Hambley meent dat De Leedes resultaten gedateerd zijn nu technologieën zoals GoToMeeting, WebEx en Skype for Business struikelblokken van amper vijf jaar geleden uit de weg hebben geruimd en probleemoplossend samenwerken op afstand mogelijk hebben gemaakt. Desgevraagd beaamt De Leede dat gedeeltelijk. Hij blijft ervan overtuigd dat echt innovatief werkgedrag van thuis uit niet vanzelfsprekend is.
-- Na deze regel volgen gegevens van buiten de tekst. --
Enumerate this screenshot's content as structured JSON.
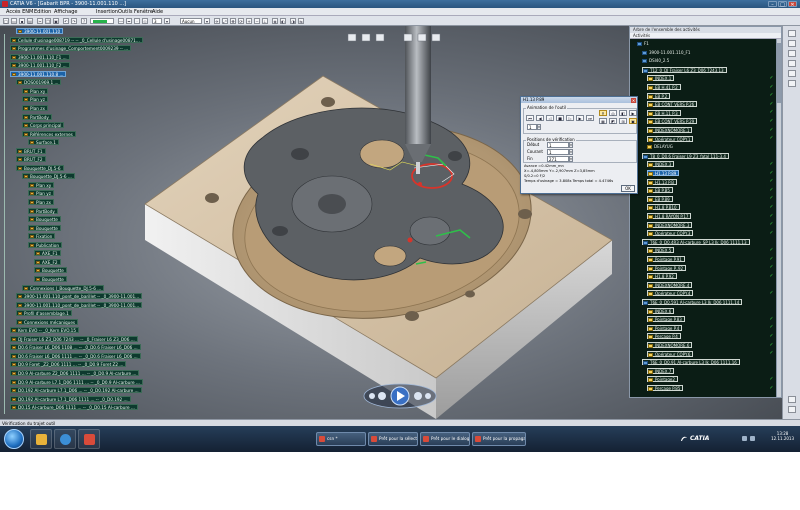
{
  "window": {
    "title": "CATIA V6 - [Gabarit BPR - 3900-11.001.110 ...]",
    "min": "–",
    "max": "□",
    "close": "✕"
  },
  "menubar": [
    "Accès ENM",
    "Edition",
    "Affichage",
    "Insertion",
    "Outils",
    "Fenêtre",
    "Aide"
  ],
  "toolbar": {
    "layer_value": "3",
    "filter_value": "Aucun"
  },
  "spec_tree": [
    {
      "label": "3900-11.001.110",
      "sel": true
    },
    {
      "label": "Cellule d'usinage008719 -- -- _0_Cellule d'usinage00871...",
      "sel": false
    },
    {
      "label": "Programmes d'usinage_Comportement0009239 -- ...",
      "sel": false
    },
    {
      "label": "3900-11.001.110_F1 ...",
      "sel": false
    },
    {
      "label": "3900-11.001.110_F2 ...",
      "sel": false
    },
    {
      "label": "3900-11.001.110.8 ...",
      "sel": true
    },
    {
      "label": "DOS001969.1 ...",
      "sel": false
    },
    {
      "label": "Plan xy",
      "sel": false
    },
    {
      "label": "Plan yz",
      "sel": false
    },
    {
      "label": "Plan zx",
      "sel": false
    },
    {
      "label": "PartBody",
      "sel": false
    },
    {
      "label": "Corps principal",
      "sel": false
    },
    {
      "label": "Références externes",
      "sel": false
    },
    {
      "label": "Surface.1",
      "sel": false
    },
    {
      "label": "BRUT_F1",
      "sel": false
    },
    {
      "label": "BRUT_F2",
      "sel": false
    },
    {
      "label": "Bouquette_DJ.5-6",
      "sel": false
    },
    {
      "label": "Bouquette_DJ.5-6 ...",
      "sel": false
    },
    {
      "label": "Plan xy",
      "sel": false
    },
    {
      "label": "Plan yz",
      "sel": false
    },
    {
      "label": "Plan zx",
      "sel": false
    },
    {
      "label": "PartBody",
      "sel": false
    },
    {
      "label": "Bouquette",
      "sel": false
    },
    {
      "label": "Bouquette",
      "sel": false
    },
    {
      "label": "Fixation",
      "sel": false
    },
    {
      "label": "Publication",
      "sel": false
    },
    {
      "label": "AXE_F1",
      "sel": false
    },
    {
      "label": "AXE_F2",
      "sel": false
    },
    {
      "label": "Bouquette",
      "sel": false
    },
    {
      "label": "Bouquette",
      "sel": false
    },
    {
      "label": "Connexions (_Bouquette_DJ.5-6 ...",
      "sel": false
    },
    {
      "label": "3900-11.001.110_pont_de_barillet -- _0_3900-11.001...",
      "sel": false
    },
    {
      "label": "3900-11.001.110_pont_de_barillet -- _0_3900-11.001...",
      "sel": false
    },
    {
      "label": "Profil d'assemblage.1",
      "sel": false
    },
    {
      "label": "Connexions mécaniques",
      "sel": false
    },
    {
      "label": "Kern EVO -- _0_Kern EVO.15",
      "sel": false
    },
    {
      "label": "DJ Fraiser L6 Z3_D06 7243 ... -- _0_Fraiser L6 Z3_D06 ...",
      "sel": false
    },
    {
      "label": "D0.6 Fraiser L6_D06 1108 ... -- _0_D0.6 Fraiser L6_D06 ...",
      "sel": false
    },
    {
      "label": "D0.6 Fraiser L6_D06 1111 ... -- _0_D0.6 Fraiser L6_D06 ...",
      "sel": false
    },
    {
      "label": "D0.9 Foret _Z2_D06 1111 ... -- _0_D0.9 Foret Z2 ...",
      "sel": false
    },
    {
      "label": "D0.9 Al-carbure Z2_D06 1111 ... -- _0_D0.9 Al-carbure ...",
      "sel": false
    },
    {
      "label": "D0.9 Al-carbure L7.1_D06 1111 ... -- _0_D0.9 Al-carbure ...",
      "sel": false
    },
    {
      "label": "D0.192 Al-carbure L7.1_D06 ... -- _0_D0.192 Al-carbure ...",
      "sel": false
    },
    {
      "label": "D0.192 Al-carbure L7.1_D06 1111 ... -- _0_D0.192 ...",
      "sel": false
    },
    {
      "label": "D0.15 Al-carbure_D06 1111 ... -- _0_D0.15 Al-carbure ...",
      "sel": false
    }
  ],
  "activities": {
    "header": "Arbre de l'ensemble des activités",
    "subheader": "Activités",
    "rows": [
      {
        "label": "F1",
        "kind": "grp",
        "indent": 1,
        "style": "",
        "check": false
      },
      {
        "label": "3900-11.001.110_F1",
        "kind": "grp",
        "indent": 2,
        "style": "",
        "check": false
      },
      {
        "label": "DSI40_2.5",
        "kind": "grp",
        "indent": 2,
        "style": "",
        "check": false
      },
      {
        "label": "T12_0_DJ Fraiser L6 Z3_D06 7243.13",
        "kind": "grp",
        "indent": 2,
        "style": "boxed",
        "check": false
      },
      {
        "label": "INDEX.1",
        "kind": "op",
        "indent": 3,
        "style": "boxed",
        "check": true
      },
      {
        "label": "EB H.41 P.2",
        "kind": "op",
        "indent": 3,
        "style": "boxed",
        "check": true
      },
      {
        "label": "EB P.2",
        "kind": "op",
        "indent": 3,
        "style": "boxed",
        "check": true
      },
      {
        "label": "EB CONT VERS P.26",
        "kind": "op",
        "indent": 3,
        "style": "boxed",
        "check": true
      },
      {
        "label": "EB H.11 P.3",
        "kind": "op",
        "indent": 3,
        "style": "boxed",
        "check": true
      },
      {
        "label": "EB CONT VERS P.29",
        "kind": "op",
        "indent": 3,
        "style": "boxed",
        "check": true
      },
      {
        "label": "INDEXNOMORE.1",
        "kind": "op",
        "indent": 3,
        "style": "boxed",
        "check": true
      },
      {
        "label": "Opérateur COPY.1",
        "kind": "op",
        "indent": 3,
        "style": "boxed",
        "check": true
      },
      {
        "label": "DELAYUG",
        "kind": "op",
        "indent": 3,
        "style": "",
        "check": false
      },
      {
        "label": "T8_0_D0.6 Fraiser L9 Z3_fatal 111-3.4",
        "kind": "grp",
        "indent": 2,
        "style": "boxed",
        "check": false
      },
      {
        "label": "INDEX.3",
        "kind": "op",
        "indent": 3,
        "style": "boxed",
        "check": true
      },
      {
        "label": "H1.13 P.89",
        "kind": "op",
        "indent": 3,
        "style": "sel",
        "check": true
      },
      {
        "label": "H1.13 P.B",
        "kind": "op",
        "indent": 3,
        "style": "boxed",
        "check": true
      },
      {
        "label": "EB P.B5",
        "kind": "op",
        "indent": 3,
        "style": "boxed",
        "check": true
      },
      {
        "label": "EB P.89",
        "kind": "op",
        "indent": 3,
        "style": "boxed",
        "check": true
      },
      {
        "label": "H1.8 P.B10",
        "kind": "op",
        "indent": 3,
        "style": "boxed",
        "check": true
      },
      {
        "label": "H1.8 RAYON P.17",
        "kind": "op",
        "indent": 3,
        "style": "boxed",
        "check": true
      },
      {
        "label": "INDEXNOMORE.3",
        "kind": "op",
        "indent": 3,
        "style": "boxed",
        "check": true
      },
      {
        "label": "Opérateur COPY.3",
        "kind": "op",
        "indent": 3,
        "style": "boxed",
        "check": true
      },
      {
        "label": "T6E_0_D0.4R3 Al-carbure_SP L3 Ik_D06 1111.13",
        "kind": "grp",
        "indent": 2,
        "style": "boxed",
        "check": false
      },
      {
        "label": "INDEX.5",
        "kind": "op",
        "indent": 3,
        "style": "boxed",
        "check": true
      },
      {
        "label": "Pointage P.91",
        "kind": "op",
        "indent": 3,
        "style": "boxed",
        "check": true
      },
      {
        "label": "Pointage P..92",
        "kind": "op",
        "indent": 3,
        "style": "boxed",
        "check": true
      },
      {
        "label": "H1.8 P.92",
        "kind": "op",
        "indent": 3,
        "style": "boxed",
        "check": true
      },
      {
        "label": "INDEXNOMORE.4",
        "kind": "op",
        "indent": 3,
        "style": "boxed",
        "check": false
      },
      {
        "label": "Opérateur COPY.4",
        "kind": "op",
        "indent": 3,
        "style": "boxed",
        "check": true
      },
      {
        "label": "T6E_0_D0.591 Al-carbure L3 Ik_D06 1111.14",
        "kind": "grp",
        "indent": 2,
        "style": "boxed",
        "check": false
      },
      {
        "label": "INDEX.6",
        "kind": "op",
        "indent": 3,
        "style": "boxed",
        "check": false
      },
      {
        "label": "Pointage P.83",
        "kind": "op",
        "indent": 3,
        "style": "boxed",
        "check": true
      },
      {
        "label": "Pointage P.4",
        "kind": "op",
        "indent": 3,
        "style": "boxed",
        "check": true
      },
      {
        "label": "Perçage P.4",
        "kind": "op",
        "indent": 3,
        "style": "boxed",
        "check": true
      },
      {
        "label": "INDEXNOMORE.6",
        "kind": "op",
        "indent": 3,
        "style": "boxed",
        "check": true
      },
      {
        "label": "Opérateur COPY.6",
        "kind": "op",
        "indent": 3,
        "style": "boxed",
        "check": true
      },
      {
        "label": "T6E_0_D0.91 Al-carbure L3 Ik_D06 1111.16",
        "kind": "grp",
        "indent": 2,
        "style": "boxed",
        "check": false
      },
      {
        "label": "INDEX.7",
        "kind": "op",
        "indent": 3,
        "style": "boxed",
        "check": false
      },
      {
        "label": "Pointage2",
        "kind": "op",
        "indent": 3,
        "style": "boxed",
        "check": true
      },
      {
        "label": "Perçage P.85",
        "kind": "op",
        "indent": 3,
        "style": "boxed",
        "check": true
      }
    ]
  },
  "sim_dialog": {
    "title": "H1.13 P.89",
    "anim_group": "Animation de l'outil",
    "step_value": "1",
    "verif_group": "Positions de vérification",
    "debut_label": "Début",
    "debut_value": "1",
    "courant_label": "Courant",
    "courant_value": "1",
    "fin_label": "Fin",
    "fin_value": "271",
    "info1": "Avance =0.42mm_mn",
    "info2": "X=-4,805mm Y=-2,907mm Z=3,85mm",
    "info3": "S/0.2=0 F/2",
    "info4": "Temps d'usinage = 3.808s   Temps total = 4.4746s",
    "ok": "OK"
  },
  "status": {
    "text": "Vérification du trajet outil"
  },
  "taskbar": {
    "windows": [
      {
        "label": "csn *"
      },
      {
        "label": "Prêt pour la sélection"
      },
      {
        "label": "Prêt pour le dialogue"
      },
      {
        "label": "Prêt pour la propagation"
      }
    ],
    "brand": "CATIA",
    "clock_time": "13:28",
    "clock_date": "12.11.2013"
  },
  "colors": {
    "accent": "#1c63a8",
    "check": "#39c93f",
    "tree_bg": "#0d3a2e"
  }
}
In een tweede zeldzaam onderzoek onderzochten Stan De Spiegelaere (KU Leuven) en zijn team de invloed van telewerk op innovatie. In 2015 ondervroegen ze ruim 900 Belgische werknemers. Conclusie: thuiswerk komt innovatie wel degelijk ten goede, maar afwijken van de traditionele werkuren van 9 tot 5 kan een beperkt negatief effect hebben op de ceativiteit.
In een vervolg op hun China-onderzoek hopen Bloom en zijn collega’s dat verband verder uit te diepen bij proefpersonen van wie de functie samenwerking en creativiteit vraagt. In afwachting van de resultaten raadt Bloom leidinggevenden aan om zelf heimelijk aan het experimenteren te slaan. Er is altijd wel een excuus te vinden - sneeuw, wegwerkzaamheden, een treinstaking - om een kleine groep werknemers een tijdje van thuis uit te laten werken. Na een paar weken of maanden kunnen ze de prestaties van die thuiswerkers vergelijken met die van de kantoorcollega’s, en beslissen of het bedrijf gebaat zou zijn met thuiswerk. ‘Probeer het uit, maar schep zeker geen valse verwachtingen’, zegt Bloom. ‘Als je mensen vertelt dat je het doet, zullen ze zich uit de naad werken om te bewijzen dat het de moeite loont.’
Verre toekomst
Nog lang niet alle bedrijven zijn op de kar gesprongen, maar voor velen is telewerk al de normaalste zaak van de wereld. Digitale samenwerking loopt steeds vlotter, dus Gajendran en andere experts gaan ervan uit dat sommige collega’s misschien zelfs nooit meer fysiek samen hoeven te zijn om samen te werken. Uitblinken in telewerk wordt dan een troef voor werknemers.
Dat belooft niet alleen het arbeidslandschap op zijn grondvesten te doen daveren, maar ook de fysieke werkomgeving. Kantoren kunnen kleiner, de stedelijke infrastructuur wordt minder belast, en we kunnen ervoor kiezen veel verder van ons werk te wonen of een job aan te nemen mijlenver van onze woonplaats.
Dat kan ook gevolgen hebben voor hoe we met anderen omgaan. ‘We zijn sociale dieren en we hebben in de loop van de evolutie steeds van dichtbij samengewerkt’, vertelt O’Neill. ‘We kunnen niet op een-twee-drie aan zo’n extreme mobiliteit wennen, maar volgens mij breekt langzamerhand wel een tijdperk aan waarin werken op afstand onvermijdelijk is.